When asked their views about growing concentration in agricultural production, 59% said they believe family farmers are more likely to keep food costs down, compared to large agricultural corporations (12.5 percent) or multi-national corporations (17.5 percent). Only seven percent of respondents believe that the growing concentration of farm production, food processing and distribution under ownership of fewer companies will lead to lower grocery costs. Nearly 72% believe it will lead to greater profits for those companies, however 21% felt both lower consumer costs and greater corporate profits would result.

Nearly 83% of respondents believe family farmers would do a better job of protecting the land and environment, and 78% believe family farmers are more likely to be concerned about food safety compared to large agricultural or multi-national corporations.

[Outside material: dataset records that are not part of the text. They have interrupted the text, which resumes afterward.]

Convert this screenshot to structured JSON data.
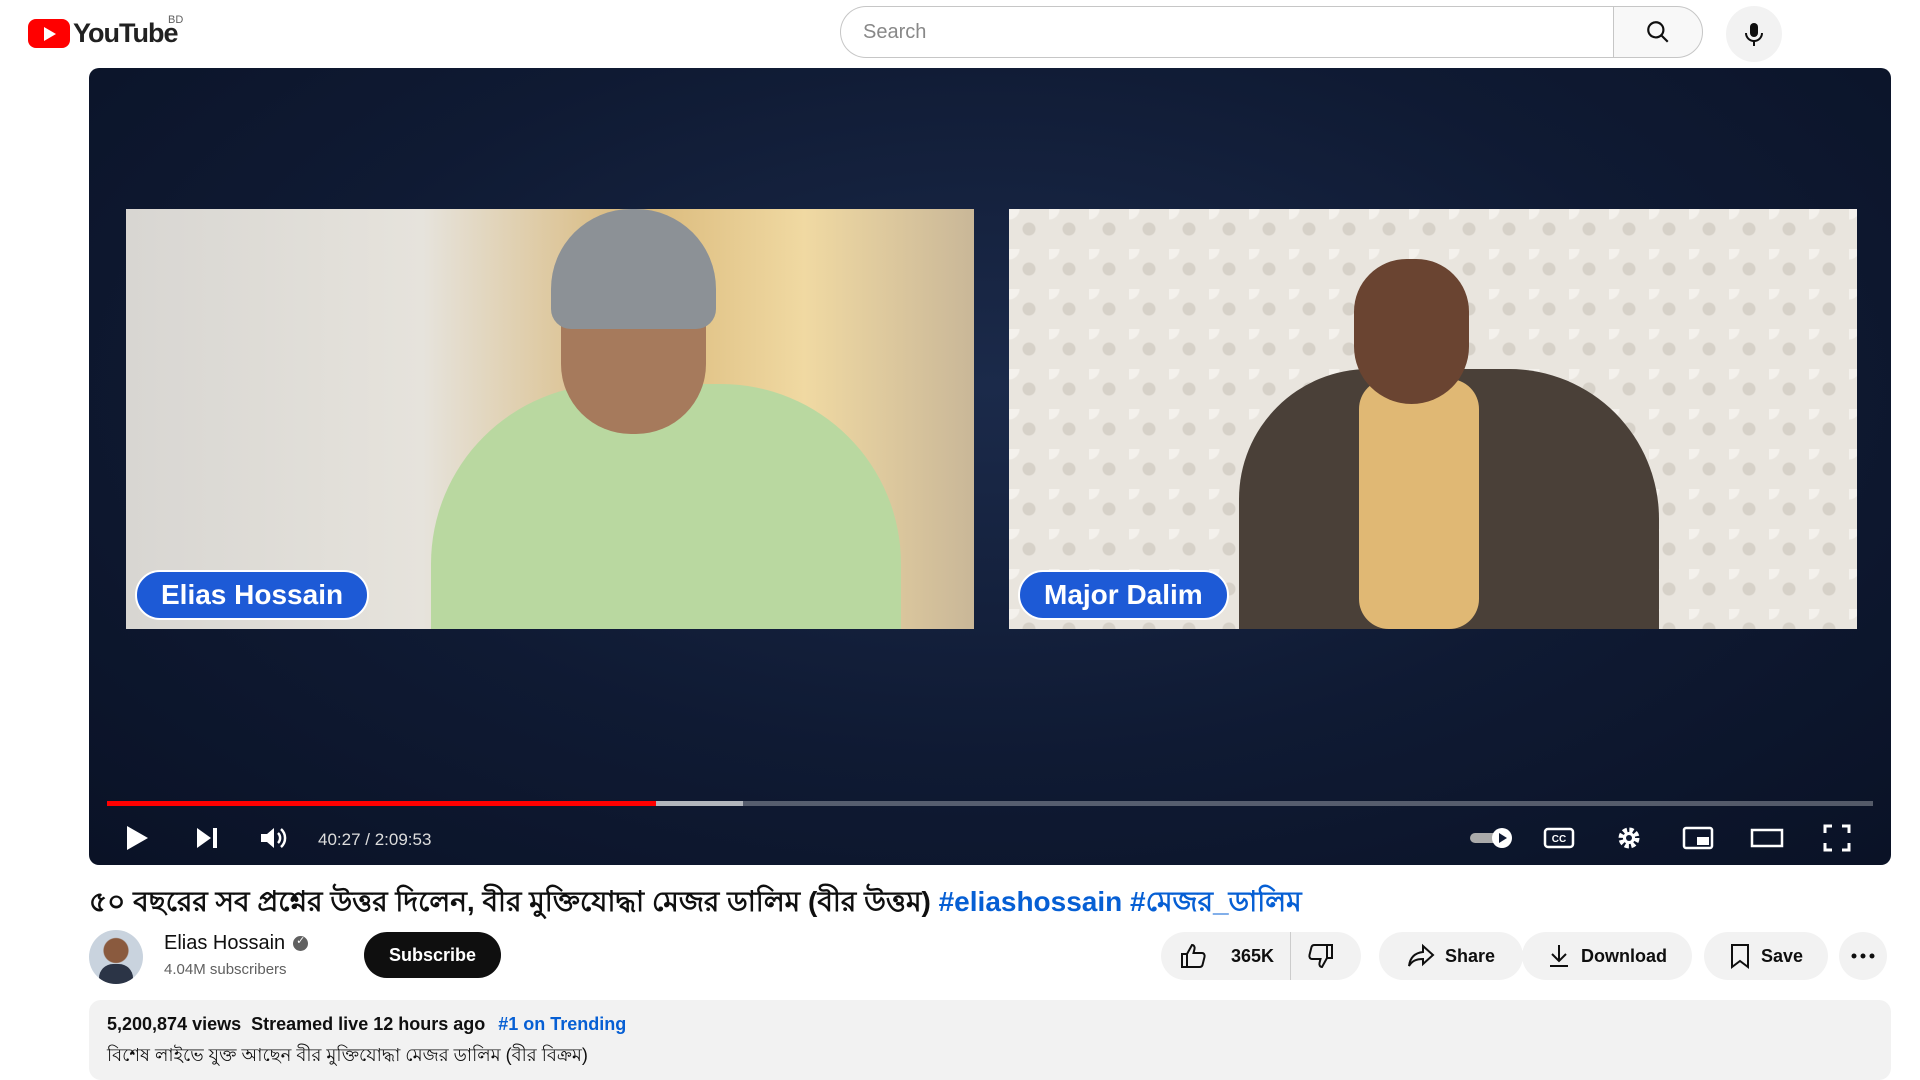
{
  "header": {
    "logo_text": "YouTube",
    "region": "BD",
    "search_placeholder": "Search"
  },
  "player": {
    "left_name": "Elias Hossain",
    "right_name": "Major Dalim",
    "current_time": "40:27",
    "duration": "2:09:53",
    "time_display": "40:27 / 2:09:53",
    "progress_fraction": 0.311,
    "buffer_fraction": 0.36
  },
  "video": {
    "title_text": "৫০ বছরের সব প্রশ্নের উত্তর দিলেন, বীর মুক্তিযোদ্ধা মেজর ডালিম (বীর উত্তম) ",
    "hashtags": "#eliashossain #মেজর_ডালিম"
  },
  "channel": {
    "name": "Elias Hossain",
    "subscribers": "4.04M subscribers",
    "subscribe_label": "Subscribe"
  },
  "actions": {
    "likes": "365K",
    "share": "Share",
    "download": "Download",
    "save": "Save"
  },
  "description": {
    "views": "5,200,874 views",
    "streamed": "Streamed live 12 hours ago",
    "trending": "#1 on Trending",
    "text": "বিশেষ লাইভে যুক্ত আছেন বীর মুক্তিযোদ্ধা মেজর ডালিম (বীর বিক্রম)"
  },
  "colors": {
    "brand_red": "#ff0000",
    "link_blue": "#065fd4",
    "name_tag_blue": "#1d5ad6"
  }
}
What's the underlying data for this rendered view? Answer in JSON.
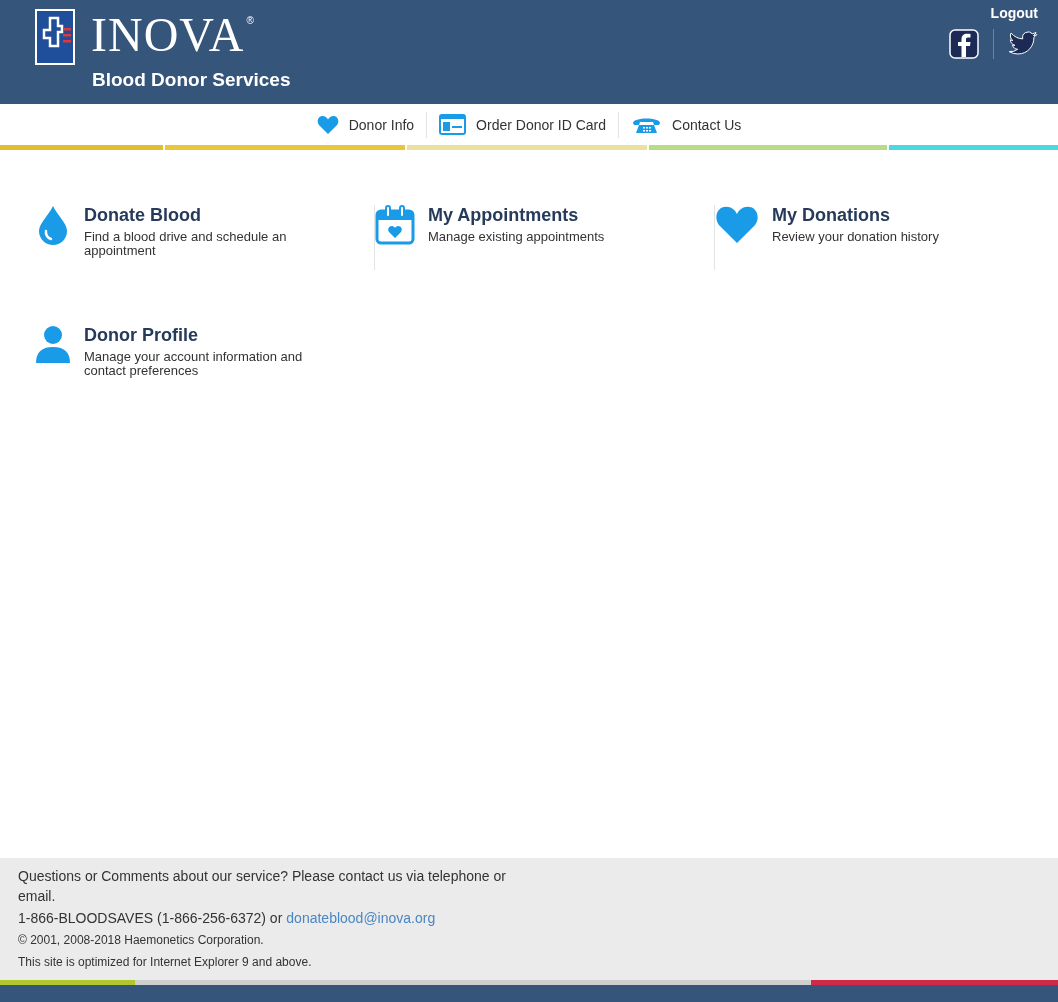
{
  "header": {
    "logo": {
      "wordmark": "INOVA",
      "registered": "®",
      "subtitle": "Blood Donor Services"
    },
    "logout": "Logout"
  },
  "nav": [
    {
      "label": "Donor Info",
      "kind": "heart"
    },
    {
      "label": "Order Donor ID Card",
      "kind": "card"
    },
    {
      "label": "Contact Us",
      "kind": "phone"
    }
  ],
  "tiles": [
    {
      "title": "Donate Blood",
      "description": "Find a blood drive and schedule an appointment",
      "kind": "drop"
    },
    {
      "title": "My Appointments",
      "description": "Manage existing appointments",
      "kind": "calendar"
    },
    {
      "title": "My Donations",
      "description": "Review your donation history",
      "kind": "heart"
    },
    {
      "title": "Donor Profile",
      "description": "Manage your account information and contact preferences",
      "kind": "person"
    }
  ],
  "footer": {
    "question": "Questions or Comments about our service? Please contact us via telephone or email.",
    "phone": "1-866-BLOODSAVES (1-866-256-6372) or",
    "email": "donateblood@inova.org",
    "copyright": "© 2001, 2008-2018 Haemonetics Corporation.",
    "browser_note": "This site is optimized for Internet Explorer 9 and above."
  }
}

The current farm crisis is a major concern. When asked if they were a member of Congress and had to vote to provide $6 billion in a farm relief package, 84% said "spend the money." Nearly 69% also said they would support spending $10 billion in farm relief, which several farm groups and members of Congress have called for. Only 11% said they were against spending federal funds to help farmers.

This support for family farmers was manifested by a willingness, expressed by most of the consumers, to increase the price of their groceries via a one percent tax, if the proceeds would be directed to support family-based agriculture.

"The question for government leaders is: if consumers support family-based agriculture and farmers support it, why are federal regulatory, tax and farm program policies yielding the opposite result, leading to fewer farmers and more concentration of food processing and distribution in the hands of fewer, large, dominant food and agricultural conglomerates?," Nelson asked.

"The consumers of farm products clearly align themselves with the producers of those products. This flies in the face of the myth that urban and suburban Americans are against agricultural support payments," the farm leader said.

Communicating for Agriculture is a national, non-profit, non-partisan rural organization made up of farmers, ranchers and rural small business members in 50 states.